Konuya ilişkin AA muhabirine değerlendirmede bulunan AA Finans Analisti İslam Memiş, tatil sezonun devam ettiği bugünlerde Türkiye’de yabancı turist sayısında ciddi artışlar gözlemlendiğini, yabancı ziyaretçilerin ekonomiye katkı sunmaya devam ettiğini, ancak aralarında bulunan bazı kalpazanların hedeflerinde esnafın olduğunu kaydetti.
Turist görünümlü yabancı kalpazanların, Alman rafinelerinin 24 ayar külçe altın kalıplarını taklit ettiğine dikkati çeken Memiş, “24 ayar altın kaplama külçenin içine taş maden koyup altın diye satıyorlar. Dışına da 999.9 patenti vuruyor.

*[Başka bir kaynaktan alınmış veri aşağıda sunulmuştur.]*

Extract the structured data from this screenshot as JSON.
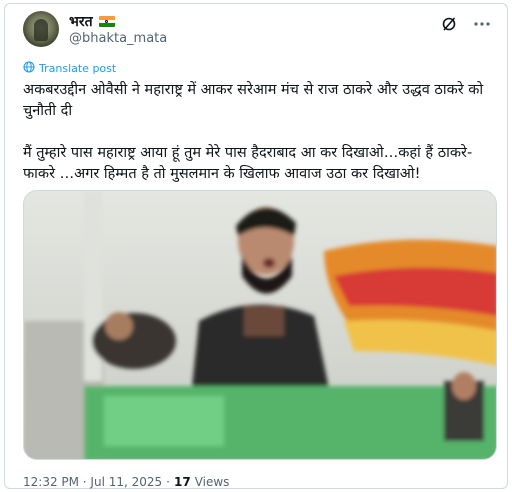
{
  "tweet": {
    "author_name": "भरत",
    "author_handle": "@bhakta_mata",
    "translate_label": "Translate post",
    "text": "अकबरउद्दीन ओवैसी ने महाराष्ट्र में आकर सरेआम मंच से राज ठाकरे और उद्धव ठाकरे को चुनौती दी\n\nमैं तुम्हारे पास महाराष्ट्र आया हूं तुम मेरे पास हैदराबाद आ कर दिखाओ…कहां हैं ठाकरे-फाकरे …अगर हिम्मत है तो मुसलमान के खिलाफ आवाज उठा कर दिखाओ!",
    "timestamp": "12:32 PM · Jul 11, 2025",
    "separator": "·",
    "views_count": "17",
    "views_label": "Views"
  },
  "icons": {
    "flag": "india-flag-icon",
    "grok": "grok-icon",
    "more": "more-icon",
    "translate": "globe-icon"
  },
  "colors": {
    "accent": "#1d9bf0",
    "secondary_text": "#536471",
    "primary_text": "#0f1419",
    "border": "#cfd9de"
  }
}
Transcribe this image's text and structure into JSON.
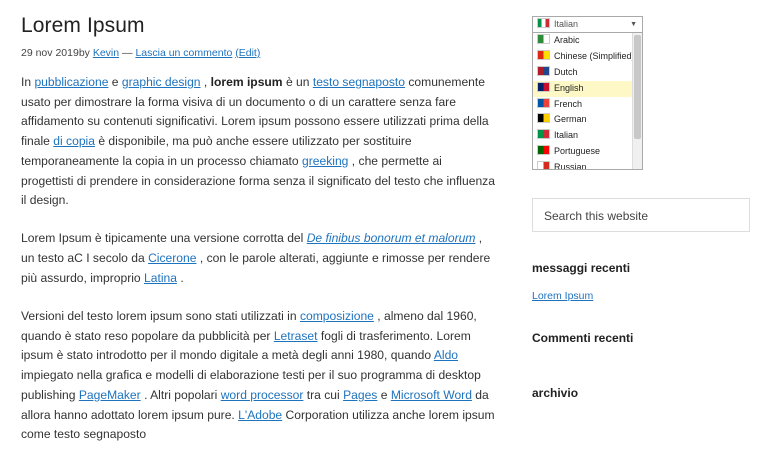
{
  "post": {
    "title": "Lorem Ipsum",
    "meta": {
      "date": "29 nov 2019",
      "by": "by",
      "author": "Kevin",
      "dash": "—",
      "comment_link": "Lascia un commento",
      "edit_link": "(Edit)"
    },
    "p1": {
      "t1": "In ",
      "l1": "pubblicazione",
      "t2": " e ",
      "l2": "graphic design",
      "t3": ", ",
      "b1": "lorem ipsum",
      "t4": " è un ",
      "l3": "testo segnaposto",
      "t5": " comunemente usato per dimostrare la forma visiva di un documento o di un carattere senza fare affidamento su contenuti significativi. Lorem ipsum possono essere utilizzati prima della finale ",
      "l4": "di copia",
      "t6": " è disponibile, ma può anche essere utilizzato per sostituire temporaneamente la copia in un processo chiamato ",
      "l5": "greeking",
      "t7": ", che permette ai progettisti di prendere in considerazione forma senza il significato del testo che influenza il design."
    },
    "p2": {
      "t1": "Lorem Ipsum è tipicamente una versione corrotta del ",
      "l1": "De finibus bonorum et malorum",
      "t2": ", un testo aC I secolo da ",
      "l2": "Cicerone",
      "t3": ", con le parole alterati, aggiunte e rimosse per rendere più assurdo, improprio ",
      "l3": "Latina",
      "t4": "."
    },
    "p3": {
      "t1": "Versioni del testo lorem ipsum sono stati utilizzati in ",
      "l1": "composizione",
      "t2": " , almeno dal 1960, quando è stato reso popolare da pubblicità per ",
      "l2": "Letraset",
      "t3": " fogli di trasferimento. Lorem ipsum è stato introdotto per il mondo digitale a metà degli anni 1980, quando ",
      "l3": "Aldo",
      "t4": " impiegato nella grafica e modelli di elaborazione testi per il suo programma di desktop publishing ",
      "l4": "PageMaker",
      "t5": ". Altri popolari ",
      "l5": "word processor",
      "t6": " tra cui ",
      "l6": "Pages",
      "t7": " e ",
      "l7": "Microsoft Word",
      "t8": " da allora hanno adottato lorem ipsum pure. ",
      "l8": "L'Adobe",
      "t9": " Corporation utilizza anche lorem ipsum come testo segnaposto"
    }
  },
  "sidebar": {
    "language": {
      "selected": "Italian",
      "items": [
        {
          "label": "Arabic",
          "flag_colors": [
            "#2e8b3a",
            "#ffffff"
          ]
        },
        {
          "label": "Chinese (Simplified)",
          "flag_colors": [
            "#de2910",
            "#ffde00"
          ]
        },
        {
          "label": "Dutch",
          "flag_colors": [
            "#ae1c28",
            "#21468b"
          ]
        },
        {
          "label": "English",
          "flag_colors": [
            "#012169",
            "#c8102e"
          ]
        },
        {
          "label": "French",
          "flag_colors": [
            "#0055a4",
            "#ef4135"
          ]
        },
        {
          "label": "German",
          "flag_colors": [
            "#000000",
            "#ffce00"
          ]
        },
        {
          "label": "Italian",
          "flag_colors": [
            "#009246",
            "#ce2b37"
          ]
        },
        {
          "label": "Portuguese",
          "flag_colors": [
            "#006600",
            "#ff0000"
          ]
        },
        {
          "label": "Russian",
          "flag_colors": [
            "#ffffff",
            "#d52b1e"
          ]
        }
      ],
      "highlighted": "English"
    },
    "search_placeholder": "Search this website",
    "recent_posts_title": "messaggi recenti",
    "recent_posts": [
      "Lorem Ipsum"
    ],
    "recent_comments_title": "Commenti recenti",
    "archive_title": "archivio"
  },
  "colors": {
    "link": "#1e73be",
    "highlight": "#fdf8c6"
  }
}
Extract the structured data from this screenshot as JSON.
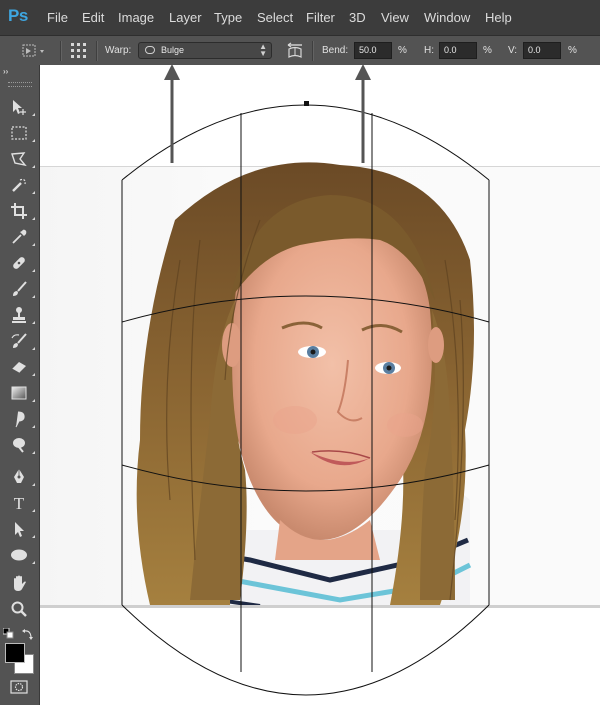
{
  "app": {
    "logo": "Ps",
    "menu": [
      "File",
      "Edit",
      "Image",
      "Layer",
      "Type",
      "Select",
      "Filter",
      "3D",
      "View",
      "Window",
      "Help"
    ]
  },
  "options_bar": {
    "warp_label": "Warp:",
    "warp_value": "Bulge",
    "bend_label": "Bend:",
    "bend_value": "50.0",
    "bend_unit": "%",
    "h_label": "H:",
    "h_value": "0.0",
    "h_unit": "%",
    "v_label": "V:",
    "v_value": "0.0",
    "v_unit": "%"
  },
  "toolbar": {
    "collapse_glyph": "››",
    "tools": [
      {
        "name": "move-tool-icon",
        "glyph": "move"
      },
      {
        "name": "marquee-tool-icon",
        "glyph": "marquee"
      },
      {
        "name": "lasso-tool-icon",
        "glyph": "lasso"
      },
      {
        "name": "quick-selection-tool-icon",
        "glyph": "quicksel"
      },
      {
        "name": "crop-tool-icon",
        "glyph": "crop"
      },
      {
        "name": "eyedropper-tool-icon",
        "glyph": "eyedropper"
      },
      {
        "name": "healing-brush-tool-icon",
        "glyph": "heal"
      },
      {
        "name": "brush-tool-icon",
        "glyph": "brush"
      },
      {
        "name": "clone-stamp-tool-icon",
        "glyph": "stamp"
      },
      {
        "name": "history-brush-tool-icon",
        "glyph": "history"
      },
      {
        "name": "eraser-tool-icon",
        "glyph": "eraser"
      },
      {
        "name": "gradient-tool-icon",
        "glyph": "gradient"
      },
      {
        "name": "blur-tool-icon",
        "glyph": "blur"
      },
      {
        "name": "dodge-tool-icon",
        "glyph": "dodge"
      },
      {
        "name": "pen-tool-icon",
        "glyph": "pen"
      },
      {
        "name": "type-tool-icon",
        "glyph": "T"
      },
      {
        "name": "path-selection-tool-icon",
        "glyph": "pathsel"
      },
      {
        "name": "ellipse-tool-icon",
        "glyph": "ellipse"
      },
      {
        "name": "hand-tool-icon",
        "glyph": "hand"
      },
      {
        "name": "zoom-tool-icon",
        "glyph": "zoom"
      }
    ],
    "foreground_color": "#000000",
    "background_color": "#ffffff"
  },
  "colors": {
    "menubar_bg": "#3c3c3c",
    "panel_bg": "#535353",
    "logo_blue": "#3ea6e0",
    "arrow_gray": "#555555"
  }
}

Dışı tamamen altın kaplama olan külçenin içi taş maden dolu.” diye konuştu.
Memiş, kalpazanların gram altınların sahtesini yapmaya 5 yıl önce başladığını aktararak, bu konuda hem kuyumcu esnafını hem de vatandaşları her zaman dikkatli olmaları konusunda uyardıklarını ifade etti.
İçi taş dolu sahte külçe altınların, Türkiye’deki merdiven altı atölyelerde hazırlandığını düşündüğünü anlatan Memiş, şunları kaydetti:
“Çünkü başka ülkelerin patent ve markalarını kullanılarak hazırlanan sahte altınların Türkiye’ye sokulma ihtimali çok zayıf. Yani 3-5 tane sokulduğunu düşenebilirsiniz ama bunu meslek haline getirmek, piyasada satmak, yabancı turistleri kullanmak bir ekip işidir. Bundan dolayı bu sahte kalıplar ve altınların Türkiye’de sahte atölyelerde hazırlandığını düşünüyorum. Turist görünümlü kalpazanlar, genelde tatil bölgelerinde kuyumcu esnaflarını ya da bölgede ticaret yapan esnafları hedef alıyor. Dışı 24 ayar kaplama olan sahte külçeler, kesilmedikten sonra sahte olduğu hiç anlaşılmıyor. Dışından ayar suyu ile kontrol edildiğinde sorun yok, ancak kesildiğinde içinin maden olduğunu anlaşılıyor.”
“100 gramlık külçenin 65,7 gramı taş”
İslam Memiş, turist görünümlü kalpazanların külçe altın bozmak istediğinde, kuyumcu esnafının müşterinin yabancı olması nedeniyle kendisine getirilen külçe altının da yabancı marka olmasını normal karşıladığını dile getirdi.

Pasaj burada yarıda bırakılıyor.